Seated, life-size baby figures are among the most intriguing ceramic works from Precolumbian Mexico. Many hypotheses exist about who they represent: they could be portraits of infants, infantilized portraits of adults, infant forms of deities, or emblems of royal descent. Created by artists between 1200 and 400 BC, these Olmec-style baby figures are white-slipped and hollow. Some portray well-fed children making infantile gestures.
This figure holds a chubby finger to its mouth and is one of the largest and most well known examples. An elaborate headpiece is colored red-pink with powdered cinnabar and red ochre that was probably used to anoint the tomb in which this figure was placed. Most intact Olmec ceramics have been found in burials in the central Mexican highlands. This figure is said to come from the highland site of Las Bocas in Puebla, Mexico.

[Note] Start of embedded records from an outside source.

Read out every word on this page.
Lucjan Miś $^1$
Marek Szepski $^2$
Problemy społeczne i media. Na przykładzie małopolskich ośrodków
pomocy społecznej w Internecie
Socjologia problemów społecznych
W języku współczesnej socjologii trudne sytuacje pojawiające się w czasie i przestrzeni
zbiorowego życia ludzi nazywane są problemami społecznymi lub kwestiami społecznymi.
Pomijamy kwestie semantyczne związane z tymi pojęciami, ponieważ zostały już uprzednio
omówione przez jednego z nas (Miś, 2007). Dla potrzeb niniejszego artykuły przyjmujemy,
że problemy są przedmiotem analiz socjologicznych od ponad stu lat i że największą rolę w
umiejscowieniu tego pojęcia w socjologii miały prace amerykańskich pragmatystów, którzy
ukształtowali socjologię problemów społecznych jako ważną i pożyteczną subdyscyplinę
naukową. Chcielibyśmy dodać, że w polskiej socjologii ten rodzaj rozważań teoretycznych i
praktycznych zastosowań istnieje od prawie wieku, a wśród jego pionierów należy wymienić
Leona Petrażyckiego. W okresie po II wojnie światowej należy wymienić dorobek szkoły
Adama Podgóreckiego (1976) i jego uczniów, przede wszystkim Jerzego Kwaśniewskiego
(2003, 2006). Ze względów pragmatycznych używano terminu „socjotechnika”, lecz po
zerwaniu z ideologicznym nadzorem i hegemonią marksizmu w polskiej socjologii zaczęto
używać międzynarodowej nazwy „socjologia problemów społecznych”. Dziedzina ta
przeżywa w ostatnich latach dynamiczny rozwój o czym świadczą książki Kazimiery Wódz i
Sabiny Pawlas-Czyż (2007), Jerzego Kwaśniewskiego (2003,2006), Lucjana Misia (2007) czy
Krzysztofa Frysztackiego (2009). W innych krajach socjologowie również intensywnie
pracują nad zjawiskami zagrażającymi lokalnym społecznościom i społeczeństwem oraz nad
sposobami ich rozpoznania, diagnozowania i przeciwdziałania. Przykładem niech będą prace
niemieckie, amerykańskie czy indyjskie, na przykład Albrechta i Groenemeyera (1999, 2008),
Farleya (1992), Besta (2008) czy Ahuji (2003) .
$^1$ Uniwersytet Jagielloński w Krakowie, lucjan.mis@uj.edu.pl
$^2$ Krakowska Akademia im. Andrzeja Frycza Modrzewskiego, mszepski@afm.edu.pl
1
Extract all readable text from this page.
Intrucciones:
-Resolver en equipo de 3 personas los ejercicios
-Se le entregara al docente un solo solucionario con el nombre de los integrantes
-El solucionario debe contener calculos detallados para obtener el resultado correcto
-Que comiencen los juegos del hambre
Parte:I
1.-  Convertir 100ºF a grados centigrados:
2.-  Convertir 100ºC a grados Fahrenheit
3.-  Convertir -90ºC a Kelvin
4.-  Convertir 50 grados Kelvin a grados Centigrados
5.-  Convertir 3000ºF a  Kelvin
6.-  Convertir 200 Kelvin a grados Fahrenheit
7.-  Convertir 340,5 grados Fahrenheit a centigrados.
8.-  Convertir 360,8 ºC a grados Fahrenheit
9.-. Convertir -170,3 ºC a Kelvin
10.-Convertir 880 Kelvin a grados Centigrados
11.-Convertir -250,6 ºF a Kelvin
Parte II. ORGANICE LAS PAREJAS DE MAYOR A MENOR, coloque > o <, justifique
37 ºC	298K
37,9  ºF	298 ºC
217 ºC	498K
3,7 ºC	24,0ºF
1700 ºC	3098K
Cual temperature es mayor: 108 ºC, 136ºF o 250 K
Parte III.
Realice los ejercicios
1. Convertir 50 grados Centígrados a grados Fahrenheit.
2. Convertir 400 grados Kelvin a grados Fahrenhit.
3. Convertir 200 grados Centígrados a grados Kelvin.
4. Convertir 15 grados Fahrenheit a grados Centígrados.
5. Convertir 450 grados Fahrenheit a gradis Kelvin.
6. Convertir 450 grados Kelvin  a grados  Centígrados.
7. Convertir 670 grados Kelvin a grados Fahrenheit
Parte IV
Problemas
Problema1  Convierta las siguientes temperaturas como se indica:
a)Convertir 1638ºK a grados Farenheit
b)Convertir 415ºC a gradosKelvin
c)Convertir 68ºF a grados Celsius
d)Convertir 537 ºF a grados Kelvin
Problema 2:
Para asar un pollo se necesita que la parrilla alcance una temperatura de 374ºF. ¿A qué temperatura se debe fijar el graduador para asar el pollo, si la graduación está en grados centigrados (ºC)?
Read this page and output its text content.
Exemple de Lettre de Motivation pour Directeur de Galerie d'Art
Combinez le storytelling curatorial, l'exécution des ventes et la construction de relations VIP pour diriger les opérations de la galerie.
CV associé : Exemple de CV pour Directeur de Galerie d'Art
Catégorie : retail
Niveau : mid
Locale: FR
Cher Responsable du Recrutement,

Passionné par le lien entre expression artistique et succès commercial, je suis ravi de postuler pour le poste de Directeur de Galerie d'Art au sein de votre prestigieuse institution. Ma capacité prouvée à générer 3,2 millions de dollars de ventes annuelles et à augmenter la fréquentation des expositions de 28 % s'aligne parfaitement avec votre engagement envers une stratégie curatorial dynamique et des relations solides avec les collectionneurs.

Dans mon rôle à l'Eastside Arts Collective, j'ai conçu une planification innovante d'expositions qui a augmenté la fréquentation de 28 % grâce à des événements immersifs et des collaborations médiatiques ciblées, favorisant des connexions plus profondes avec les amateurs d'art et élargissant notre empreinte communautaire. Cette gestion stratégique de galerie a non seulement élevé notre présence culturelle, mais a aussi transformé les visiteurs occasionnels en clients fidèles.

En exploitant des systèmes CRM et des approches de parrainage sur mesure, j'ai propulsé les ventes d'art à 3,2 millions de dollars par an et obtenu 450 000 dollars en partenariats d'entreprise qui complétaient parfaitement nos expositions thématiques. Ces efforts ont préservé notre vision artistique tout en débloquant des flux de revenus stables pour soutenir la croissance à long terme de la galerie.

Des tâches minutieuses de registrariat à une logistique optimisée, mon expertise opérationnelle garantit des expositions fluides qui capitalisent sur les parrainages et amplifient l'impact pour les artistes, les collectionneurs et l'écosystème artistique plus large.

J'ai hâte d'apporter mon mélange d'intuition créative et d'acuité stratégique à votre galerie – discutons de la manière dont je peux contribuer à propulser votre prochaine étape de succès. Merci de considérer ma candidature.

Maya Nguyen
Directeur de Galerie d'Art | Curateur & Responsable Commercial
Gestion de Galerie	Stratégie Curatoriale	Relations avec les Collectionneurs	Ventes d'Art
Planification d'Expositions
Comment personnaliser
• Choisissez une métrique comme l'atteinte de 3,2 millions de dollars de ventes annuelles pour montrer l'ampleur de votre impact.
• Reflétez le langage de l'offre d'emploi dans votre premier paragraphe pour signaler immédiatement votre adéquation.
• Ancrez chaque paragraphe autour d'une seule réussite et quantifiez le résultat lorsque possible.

The Olmec produced the first known complex culture in Central America. Their surviving settlements feature sacred centers composed of plazas, mounds and pyramids and ceremonial centers that are thought to have featured the colossal heads they are so famous for. Their art set the standard for those to follow, and for a so called origin civilization they start with the pinnacle of modernist, realistic depictions of people and places, of which these baby figures are but one example.
These figure have lifelike proportions and subtle muscles, emphasizing the sensitivity of the Olmec artist. At first impression, we think of these figures as doll, but given the context we presume that they must contain an important ceremonial function. Just what that function is however, is a mystery.